Dia memang benar-benar marah dan kecewa saat ini. Di depan matanya, seorang serigala petarung dengan kecerdasan luar biasa dan berpotensi untuk dikembangkan menjadi konsep wisdom sama seperti dirinya, sedang berdiri dan menunggu untuk dipoles olehnya, tapi semua itu terhalang oleh satu nama, Munding.

Bahkan di saat si pemilik nama sekarang hilang entah dimana tanpa diketahui kabarnya.

“Itu bisa dibahas nanti kan Jenderal? Kita punya masalah yang lebih serius sekarang,” bujuk Arya.

Dirman hanya bisa menarik napas panjang lalu menghempaskannya perlahan-lahan. Dia melirik sekilas ke arah April lalu menatap Arya dengan serius. Soal murid-guru masih bisa menunggu, dia tahu kalau sekarang saatnya untuk serius.

“Munding menghilang. Sebelum kita membahas efeknya, aku ingin menggambarkan secara singkat tentang kronologi kejadian itu,” kata Arya ke semua orang yang sekarang berada di dalam ruangan ini.

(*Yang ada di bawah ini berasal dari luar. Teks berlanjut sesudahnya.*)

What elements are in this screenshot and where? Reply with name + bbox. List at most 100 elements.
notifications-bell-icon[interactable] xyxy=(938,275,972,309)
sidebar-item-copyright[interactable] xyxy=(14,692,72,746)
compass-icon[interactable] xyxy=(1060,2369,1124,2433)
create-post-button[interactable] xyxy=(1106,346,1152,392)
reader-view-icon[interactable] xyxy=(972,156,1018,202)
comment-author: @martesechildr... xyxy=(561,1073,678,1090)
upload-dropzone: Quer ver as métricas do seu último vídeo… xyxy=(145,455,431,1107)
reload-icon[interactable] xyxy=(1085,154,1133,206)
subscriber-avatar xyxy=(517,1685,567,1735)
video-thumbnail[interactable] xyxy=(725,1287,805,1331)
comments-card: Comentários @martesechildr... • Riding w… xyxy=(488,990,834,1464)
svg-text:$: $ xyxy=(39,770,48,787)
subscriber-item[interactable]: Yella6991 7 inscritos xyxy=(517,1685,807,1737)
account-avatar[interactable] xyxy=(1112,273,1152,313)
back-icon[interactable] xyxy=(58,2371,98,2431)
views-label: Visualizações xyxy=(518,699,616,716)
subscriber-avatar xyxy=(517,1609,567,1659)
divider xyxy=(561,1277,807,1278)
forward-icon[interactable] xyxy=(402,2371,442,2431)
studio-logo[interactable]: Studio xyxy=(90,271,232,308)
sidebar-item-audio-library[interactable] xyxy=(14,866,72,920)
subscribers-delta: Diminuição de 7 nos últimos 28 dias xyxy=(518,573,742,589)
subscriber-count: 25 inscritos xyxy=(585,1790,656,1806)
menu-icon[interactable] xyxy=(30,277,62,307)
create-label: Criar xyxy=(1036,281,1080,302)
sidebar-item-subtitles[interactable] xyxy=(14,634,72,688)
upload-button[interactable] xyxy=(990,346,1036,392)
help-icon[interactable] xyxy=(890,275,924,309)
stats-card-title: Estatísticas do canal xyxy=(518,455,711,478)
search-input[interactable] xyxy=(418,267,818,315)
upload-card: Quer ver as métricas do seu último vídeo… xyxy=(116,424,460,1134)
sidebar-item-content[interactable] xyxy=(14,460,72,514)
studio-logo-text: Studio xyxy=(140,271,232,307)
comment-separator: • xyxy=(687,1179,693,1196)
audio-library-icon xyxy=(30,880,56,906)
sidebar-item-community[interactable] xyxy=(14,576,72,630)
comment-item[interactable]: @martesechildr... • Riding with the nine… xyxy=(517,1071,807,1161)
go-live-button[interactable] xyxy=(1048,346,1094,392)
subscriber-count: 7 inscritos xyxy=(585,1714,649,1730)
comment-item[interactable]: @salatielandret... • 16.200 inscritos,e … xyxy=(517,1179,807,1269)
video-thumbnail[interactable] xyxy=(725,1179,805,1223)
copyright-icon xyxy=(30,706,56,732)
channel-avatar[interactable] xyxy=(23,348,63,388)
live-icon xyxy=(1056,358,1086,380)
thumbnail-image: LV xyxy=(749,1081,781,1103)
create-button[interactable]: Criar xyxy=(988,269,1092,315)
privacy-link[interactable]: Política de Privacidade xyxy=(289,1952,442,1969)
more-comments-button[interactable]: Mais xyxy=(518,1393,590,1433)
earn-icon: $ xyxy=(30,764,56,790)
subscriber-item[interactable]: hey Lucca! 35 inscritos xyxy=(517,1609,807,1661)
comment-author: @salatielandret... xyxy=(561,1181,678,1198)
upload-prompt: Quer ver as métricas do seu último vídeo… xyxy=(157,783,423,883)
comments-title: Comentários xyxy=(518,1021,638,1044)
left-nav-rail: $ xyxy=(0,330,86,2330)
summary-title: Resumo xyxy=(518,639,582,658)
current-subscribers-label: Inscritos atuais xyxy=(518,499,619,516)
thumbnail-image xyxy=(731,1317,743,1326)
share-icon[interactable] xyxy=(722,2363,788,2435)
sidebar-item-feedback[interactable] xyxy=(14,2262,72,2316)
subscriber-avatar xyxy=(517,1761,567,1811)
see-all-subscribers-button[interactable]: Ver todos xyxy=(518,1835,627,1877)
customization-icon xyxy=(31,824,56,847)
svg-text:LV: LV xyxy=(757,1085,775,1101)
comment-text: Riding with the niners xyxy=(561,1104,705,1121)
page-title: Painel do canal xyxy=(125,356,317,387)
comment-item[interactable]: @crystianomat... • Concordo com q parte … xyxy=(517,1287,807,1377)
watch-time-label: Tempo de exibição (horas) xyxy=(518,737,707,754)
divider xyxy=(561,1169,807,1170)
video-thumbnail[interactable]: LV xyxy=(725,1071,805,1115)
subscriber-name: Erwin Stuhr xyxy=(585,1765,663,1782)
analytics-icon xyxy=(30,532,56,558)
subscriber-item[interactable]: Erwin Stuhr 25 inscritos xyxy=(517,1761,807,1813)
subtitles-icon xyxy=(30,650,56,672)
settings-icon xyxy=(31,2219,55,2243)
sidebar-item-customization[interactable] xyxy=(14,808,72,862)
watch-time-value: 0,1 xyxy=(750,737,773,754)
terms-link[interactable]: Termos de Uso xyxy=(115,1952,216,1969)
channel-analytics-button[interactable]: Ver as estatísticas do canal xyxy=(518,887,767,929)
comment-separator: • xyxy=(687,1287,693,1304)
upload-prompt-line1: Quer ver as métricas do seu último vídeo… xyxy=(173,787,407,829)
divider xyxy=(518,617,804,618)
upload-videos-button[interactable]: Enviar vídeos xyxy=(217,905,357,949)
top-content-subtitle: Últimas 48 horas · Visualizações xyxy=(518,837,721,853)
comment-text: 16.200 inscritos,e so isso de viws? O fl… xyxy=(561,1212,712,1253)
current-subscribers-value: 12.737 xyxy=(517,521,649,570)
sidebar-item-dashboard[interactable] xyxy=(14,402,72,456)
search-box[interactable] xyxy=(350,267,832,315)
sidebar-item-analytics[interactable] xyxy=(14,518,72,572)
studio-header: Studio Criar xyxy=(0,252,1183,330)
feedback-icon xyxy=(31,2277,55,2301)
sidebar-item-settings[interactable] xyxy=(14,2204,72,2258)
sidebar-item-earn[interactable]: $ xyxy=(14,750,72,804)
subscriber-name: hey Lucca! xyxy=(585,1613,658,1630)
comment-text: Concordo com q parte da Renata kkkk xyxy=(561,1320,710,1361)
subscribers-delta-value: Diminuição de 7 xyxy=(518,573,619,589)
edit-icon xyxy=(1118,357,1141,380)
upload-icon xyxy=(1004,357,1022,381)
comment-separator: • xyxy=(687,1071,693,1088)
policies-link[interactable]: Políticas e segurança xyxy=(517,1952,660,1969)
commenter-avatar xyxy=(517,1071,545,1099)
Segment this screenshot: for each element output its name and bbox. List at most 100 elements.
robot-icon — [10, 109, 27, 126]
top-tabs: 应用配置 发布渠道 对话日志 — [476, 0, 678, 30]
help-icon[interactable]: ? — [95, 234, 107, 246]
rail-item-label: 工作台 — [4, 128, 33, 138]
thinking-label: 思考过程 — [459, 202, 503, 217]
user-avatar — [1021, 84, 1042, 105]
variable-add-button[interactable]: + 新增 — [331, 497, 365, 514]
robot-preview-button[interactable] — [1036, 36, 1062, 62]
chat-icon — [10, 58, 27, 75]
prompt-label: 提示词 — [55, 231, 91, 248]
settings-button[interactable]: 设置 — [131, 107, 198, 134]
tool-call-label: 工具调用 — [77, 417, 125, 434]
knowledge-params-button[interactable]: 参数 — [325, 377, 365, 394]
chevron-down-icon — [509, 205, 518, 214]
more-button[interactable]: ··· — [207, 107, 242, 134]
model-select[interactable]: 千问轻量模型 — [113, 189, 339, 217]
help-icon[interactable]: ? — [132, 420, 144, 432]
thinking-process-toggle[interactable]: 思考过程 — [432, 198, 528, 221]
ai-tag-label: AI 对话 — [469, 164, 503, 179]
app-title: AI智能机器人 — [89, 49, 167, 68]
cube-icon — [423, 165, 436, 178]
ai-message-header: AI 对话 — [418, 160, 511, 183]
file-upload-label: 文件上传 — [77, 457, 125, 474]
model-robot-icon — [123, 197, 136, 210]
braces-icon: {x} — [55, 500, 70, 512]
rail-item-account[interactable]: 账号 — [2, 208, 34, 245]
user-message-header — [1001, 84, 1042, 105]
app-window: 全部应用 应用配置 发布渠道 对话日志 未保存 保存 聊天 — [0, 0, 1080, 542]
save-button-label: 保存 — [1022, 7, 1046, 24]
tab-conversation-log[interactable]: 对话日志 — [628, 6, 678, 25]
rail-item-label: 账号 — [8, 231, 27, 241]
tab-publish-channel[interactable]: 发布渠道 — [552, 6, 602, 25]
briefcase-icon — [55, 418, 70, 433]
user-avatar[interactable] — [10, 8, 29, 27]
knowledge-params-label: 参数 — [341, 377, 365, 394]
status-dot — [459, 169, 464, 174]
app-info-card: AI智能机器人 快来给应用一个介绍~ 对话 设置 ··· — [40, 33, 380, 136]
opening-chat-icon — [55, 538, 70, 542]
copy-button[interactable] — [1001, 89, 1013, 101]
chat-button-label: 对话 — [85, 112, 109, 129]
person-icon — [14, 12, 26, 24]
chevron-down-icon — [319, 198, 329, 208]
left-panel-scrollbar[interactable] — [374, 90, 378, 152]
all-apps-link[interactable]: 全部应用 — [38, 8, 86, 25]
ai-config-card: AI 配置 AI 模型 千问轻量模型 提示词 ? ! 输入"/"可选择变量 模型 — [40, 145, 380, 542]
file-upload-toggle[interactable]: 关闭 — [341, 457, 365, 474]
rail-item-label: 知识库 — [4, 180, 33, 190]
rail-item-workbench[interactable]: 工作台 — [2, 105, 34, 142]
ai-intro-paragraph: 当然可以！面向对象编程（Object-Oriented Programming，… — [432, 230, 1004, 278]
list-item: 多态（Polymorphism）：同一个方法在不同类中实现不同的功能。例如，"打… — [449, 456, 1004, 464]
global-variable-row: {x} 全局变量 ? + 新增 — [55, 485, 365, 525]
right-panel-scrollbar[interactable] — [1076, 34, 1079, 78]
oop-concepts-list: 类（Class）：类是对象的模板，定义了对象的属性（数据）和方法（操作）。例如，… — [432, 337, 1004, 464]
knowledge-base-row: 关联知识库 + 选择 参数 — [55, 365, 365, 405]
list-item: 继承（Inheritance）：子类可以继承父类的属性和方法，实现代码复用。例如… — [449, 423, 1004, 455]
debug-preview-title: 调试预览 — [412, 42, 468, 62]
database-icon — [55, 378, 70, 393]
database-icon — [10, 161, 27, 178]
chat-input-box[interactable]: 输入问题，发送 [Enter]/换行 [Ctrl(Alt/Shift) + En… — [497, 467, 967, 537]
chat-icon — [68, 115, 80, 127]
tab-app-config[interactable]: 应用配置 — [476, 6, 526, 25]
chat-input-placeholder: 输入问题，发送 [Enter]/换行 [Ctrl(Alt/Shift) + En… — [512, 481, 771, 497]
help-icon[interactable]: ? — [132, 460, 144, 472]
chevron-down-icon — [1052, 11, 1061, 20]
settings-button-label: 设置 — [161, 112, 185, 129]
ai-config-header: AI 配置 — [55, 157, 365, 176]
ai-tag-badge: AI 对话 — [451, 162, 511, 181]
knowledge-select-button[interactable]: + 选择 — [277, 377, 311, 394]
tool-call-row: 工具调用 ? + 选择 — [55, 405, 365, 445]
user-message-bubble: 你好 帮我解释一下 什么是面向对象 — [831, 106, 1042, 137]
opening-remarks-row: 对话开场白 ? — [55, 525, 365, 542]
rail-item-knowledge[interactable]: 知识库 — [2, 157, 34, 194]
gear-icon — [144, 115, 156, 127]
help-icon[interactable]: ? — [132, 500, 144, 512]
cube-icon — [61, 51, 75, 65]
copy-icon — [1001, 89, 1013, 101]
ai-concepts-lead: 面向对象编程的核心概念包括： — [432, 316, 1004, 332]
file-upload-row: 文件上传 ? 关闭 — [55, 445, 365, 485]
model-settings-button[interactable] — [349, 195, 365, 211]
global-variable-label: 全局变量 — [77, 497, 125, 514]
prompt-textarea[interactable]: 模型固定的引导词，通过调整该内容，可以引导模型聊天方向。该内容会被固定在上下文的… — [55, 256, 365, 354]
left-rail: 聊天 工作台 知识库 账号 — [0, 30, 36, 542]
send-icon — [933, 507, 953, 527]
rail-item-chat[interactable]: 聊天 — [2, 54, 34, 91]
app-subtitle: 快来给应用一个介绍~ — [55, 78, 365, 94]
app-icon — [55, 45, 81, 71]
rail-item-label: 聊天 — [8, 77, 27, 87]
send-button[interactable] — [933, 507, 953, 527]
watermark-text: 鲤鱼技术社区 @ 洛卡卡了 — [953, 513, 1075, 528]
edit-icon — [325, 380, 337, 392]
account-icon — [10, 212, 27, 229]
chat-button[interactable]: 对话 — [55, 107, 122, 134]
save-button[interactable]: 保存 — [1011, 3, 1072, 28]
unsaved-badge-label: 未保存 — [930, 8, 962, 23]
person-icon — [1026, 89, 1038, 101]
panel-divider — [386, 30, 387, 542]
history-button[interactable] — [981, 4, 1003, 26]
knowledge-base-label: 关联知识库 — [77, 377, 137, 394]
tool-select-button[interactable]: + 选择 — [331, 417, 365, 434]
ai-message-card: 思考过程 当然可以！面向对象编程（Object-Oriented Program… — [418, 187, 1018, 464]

“Beberapa bulan lalu, Munding berangkat ke China untuk menghadiri sebuah pertemuan dengan para petarung di kawasan Asia dengan tujuan menyatukan kekuatan untuk membendung pergerakan Utopia.”

“Pertemuan itu diadakan oleh Kongzi, salah satu yang terbesar dan tertua di Asia.”

“Tapi, justru di luar dugaan, Utopia sudah lebih dulu menyusup dan mempengaruhi hampir separuh dari anggota Kongzi. Dan di saat Kongzi mengadakan pertemuan itu, terjadi kudeta yang didalangi oleh Utopia di waktu yang sama.”

“Munding terjebak di dalam kejadian itu.”

“Dia bahkan sempat bertemu dan bertarung melawan sang Tuhan dari Utopia, Tommy Loughran.”

“Tommy adalah seorang petarung legenda, sama seperti Munding. Dengan pengalaman yang lebih, dia berhasil mendominasi Munding. Munding terjebak dalam posisi kritis. Saat itulah, bantuan datang menyelamatkannya. Bantuan dari seorang mantan Apostle Utopia yang bernama Shakur."